La garde en milieu fermé et les moyens de contention soulèvent de graves questions sur le plan des droits fondamentaux. L’Advocacy Centre for the Elderly souligne qu’aucune disposition législative ne confère aux établissements le pouvoir d’immobiliser ou d’enfermer leurs pensionnaires, sauf dans de très rares cas. Il y a bien parfois des motifs légitimes sur le plan de la sécurité pour détenir des personnes âgées qui, par exemple, ont des problèmes mentaux ou constituent un danger pour elles-mêmes. En dehors de ces cas, la détention pose problème. Par exemple, certains établissements ont comme politique d’empêcher leurs pensionnaires de sortir sans être accompagnés. Ces questions peuvent être difficiles à résoudre puisqu’il n’y a aucun moyen de contester de telles détentions autrement qu’en s’adressant à un tribunal.

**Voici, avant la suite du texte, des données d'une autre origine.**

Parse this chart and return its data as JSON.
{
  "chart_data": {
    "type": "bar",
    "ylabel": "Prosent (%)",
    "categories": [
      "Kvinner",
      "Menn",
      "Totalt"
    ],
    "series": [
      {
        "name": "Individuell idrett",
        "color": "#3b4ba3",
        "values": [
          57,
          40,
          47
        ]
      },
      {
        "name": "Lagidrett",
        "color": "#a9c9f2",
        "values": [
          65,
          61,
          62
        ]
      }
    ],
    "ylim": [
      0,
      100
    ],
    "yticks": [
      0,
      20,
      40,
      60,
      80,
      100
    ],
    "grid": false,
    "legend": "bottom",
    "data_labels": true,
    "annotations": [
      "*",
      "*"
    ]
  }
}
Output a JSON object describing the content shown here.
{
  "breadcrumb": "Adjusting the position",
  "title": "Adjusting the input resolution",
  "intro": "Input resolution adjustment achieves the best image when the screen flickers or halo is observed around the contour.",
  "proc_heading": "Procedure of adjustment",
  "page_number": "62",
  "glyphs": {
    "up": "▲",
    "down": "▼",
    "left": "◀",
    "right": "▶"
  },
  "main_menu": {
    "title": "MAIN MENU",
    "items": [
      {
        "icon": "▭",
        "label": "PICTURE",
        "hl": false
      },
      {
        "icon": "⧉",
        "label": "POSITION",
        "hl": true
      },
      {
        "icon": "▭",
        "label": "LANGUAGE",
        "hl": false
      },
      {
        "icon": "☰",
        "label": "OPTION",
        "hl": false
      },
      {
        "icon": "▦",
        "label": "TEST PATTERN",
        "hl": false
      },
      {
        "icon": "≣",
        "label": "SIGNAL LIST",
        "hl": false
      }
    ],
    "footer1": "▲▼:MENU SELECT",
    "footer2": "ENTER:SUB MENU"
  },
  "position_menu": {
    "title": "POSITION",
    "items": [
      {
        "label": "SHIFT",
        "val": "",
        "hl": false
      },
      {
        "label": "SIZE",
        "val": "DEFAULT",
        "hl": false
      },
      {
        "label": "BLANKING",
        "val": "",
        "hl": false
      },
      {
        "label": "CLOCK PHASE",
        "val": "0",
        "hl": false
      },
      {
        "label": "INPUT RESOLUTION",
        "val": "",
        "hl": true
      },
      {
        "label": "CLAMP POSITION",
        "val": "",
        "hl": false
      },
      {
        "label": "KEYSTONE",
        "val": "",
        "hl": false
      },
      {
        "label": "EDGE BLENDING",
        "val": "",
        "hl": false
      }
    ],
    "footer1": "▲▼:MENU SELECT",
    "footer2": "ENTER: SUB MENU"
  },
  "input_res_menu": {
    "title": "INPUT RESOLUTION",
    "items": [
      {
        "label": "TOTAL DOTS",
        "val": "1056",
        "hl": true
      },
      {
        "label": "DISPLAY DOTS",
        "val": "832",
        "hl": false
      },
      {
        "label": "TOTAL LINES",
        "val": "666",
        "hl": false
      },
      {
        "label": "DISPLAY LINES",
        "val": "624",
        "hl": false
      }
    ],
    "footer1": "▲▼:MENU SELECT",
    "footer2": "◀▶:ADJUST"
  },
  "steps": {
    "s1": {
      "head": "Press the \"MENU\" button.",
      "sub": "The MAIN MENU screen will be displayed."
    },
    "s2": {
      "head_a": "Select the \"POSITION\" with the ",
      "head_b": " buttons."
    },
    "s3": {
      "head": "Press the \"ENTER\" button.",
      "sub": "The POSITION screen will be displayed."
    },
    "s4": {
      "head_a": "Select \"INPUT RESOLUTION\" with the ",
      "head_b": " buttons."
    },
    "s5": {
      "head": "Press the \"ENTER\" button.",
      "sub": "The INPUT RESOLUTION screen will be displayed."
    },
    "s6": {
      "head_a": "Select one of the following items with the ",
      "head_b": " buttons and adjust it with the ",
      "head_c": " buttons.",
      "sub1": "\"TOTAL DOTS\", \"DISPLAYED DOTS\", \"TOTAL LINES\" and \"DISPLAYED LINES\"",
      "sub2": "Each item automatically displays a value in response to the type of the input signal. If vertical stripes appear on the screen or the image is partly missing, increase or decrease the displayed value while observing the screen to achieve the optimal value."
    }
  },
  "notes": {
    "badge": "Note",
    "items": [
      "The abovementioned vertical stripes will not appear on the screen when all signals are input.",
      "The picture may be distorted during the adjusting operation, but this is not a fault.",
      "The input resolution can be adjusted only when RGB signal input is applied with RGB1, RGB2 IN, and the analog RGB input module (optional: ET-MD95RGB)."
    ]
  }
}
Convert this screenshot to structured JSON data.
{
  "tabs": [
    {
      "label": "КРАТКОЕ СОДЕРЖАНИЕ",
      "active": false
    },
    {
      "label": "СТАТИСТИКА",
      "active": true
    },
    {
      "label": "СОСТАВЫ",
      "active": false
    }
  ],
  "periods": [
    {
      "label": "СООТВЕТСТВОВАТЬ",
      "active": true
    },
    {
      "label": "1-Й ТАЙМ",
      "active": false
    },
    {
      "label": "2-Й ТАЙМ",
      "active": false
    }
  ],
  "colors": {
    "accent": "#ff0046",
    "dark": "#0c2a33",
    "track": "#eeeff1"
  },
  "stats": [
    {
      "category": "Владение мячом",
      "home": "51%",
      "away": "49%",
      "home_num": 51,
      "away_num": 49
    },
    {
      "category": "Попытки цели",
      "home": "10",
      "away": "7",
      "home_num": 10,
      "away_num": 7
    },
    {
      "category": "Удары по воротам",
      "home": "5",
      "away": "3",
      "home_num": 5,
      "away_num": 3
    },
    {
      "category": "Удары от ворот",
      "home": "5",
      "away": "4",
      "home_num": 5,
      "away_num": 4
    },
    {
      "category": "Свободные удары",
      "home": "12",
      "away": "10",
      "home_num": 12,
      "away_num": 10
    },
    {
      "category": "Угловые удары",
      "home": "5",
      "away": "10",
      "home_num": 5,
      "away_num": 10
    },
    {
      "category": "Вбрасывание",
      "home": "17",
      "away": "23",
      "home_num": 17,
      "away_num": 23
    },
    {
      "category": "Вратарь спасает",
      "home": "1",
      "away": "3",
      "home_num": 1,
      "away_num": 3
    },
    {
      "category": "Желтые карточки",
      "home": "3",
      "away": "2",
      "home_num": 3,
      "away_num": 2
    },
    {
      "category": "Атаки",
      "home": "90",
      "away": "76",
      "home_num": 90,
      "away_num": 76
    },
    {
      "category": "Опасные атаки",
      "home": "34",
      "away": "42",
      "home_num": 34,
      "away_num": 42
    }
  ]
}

De nombreux organismes ont évoqué devant la Commission l’importance d’offrir aux personnes âgées des options de logement qui reconnaissent et qui soutiennent leur diversité. Le manque de services culturellement adaptés peut facilement amener les personnes âgées à se sentir isolées et seules. On s’est dit préoccupé, par exemple, par le manque général de formation aux questions concernant la population GLBT au sein du secteur des maisons de retraite. On peut desservir des communautés diverses en offrant des soutiens et de la sensibilisation dans des maisons de retraite ou des foyers de soins de longue durée destinés à tous, ou en créant des établissements spécialisés pour répondre aux besoins de communautés particulières telles que la population GLBT ou la communauté afro-canadienne. Le Secrétariat aux affaires des personnes âgées de l’Ontario a très récemment produit une trousse destinée aux établissements résidentiels pour personnes âgées, intitulée Diversité dans l’action, qui donne des indications utiles aux maisons de retraite et de soins de longue durée sur la façon d’offrir des services respectueux et culturellement adaptés aux personnes âgées provenant de divers horizons[52].

 

D. Conclusions

Le principe de vieillir chez soi est au cœur de tous les débats sur les conditions de logement des personnes âgées. Par ailleurs, même si seulement une minorité d’aînés vit en établissement, ces milieux doivent, parce qu’ils soulèvent des questions particulières et complexes, être examinés attentivement lors de l’élaboration d’un cadre utile. Les aspects à considérer sont entre autres les suivants :

  • De quels soutiens, systèmes ou textes a-t-on besoin pour mettre en œuvre le principe de vieillir chez soi ?
  • Comment peut-on faciliter l’autonomie et la participation à la collectivité dans un établissement ?
  • Quels systèmes et quelles normes peuvent le mieux garantir la sécurité physique et affective des personnes âgées qui vivent en établissement ?
  • Comment peut-on concilier les droits des pensionnaires des établissements dans ce qui est, après tout, leur domicile et ceux des travailleurs qui s’occupent d’eux ?
  • Quel est le meilleur moyen d’offrir des services adaptés aux personnes âgées qui proviennent de divers horizons ?
  • Comment peut-on élaborer de bons mécanismes pour faire respecter les droits des personnes âgées lorsque celles-ci dépendent, pour leurs soins, des personnes ou des établissements mêmes qui ont violé ces droits ?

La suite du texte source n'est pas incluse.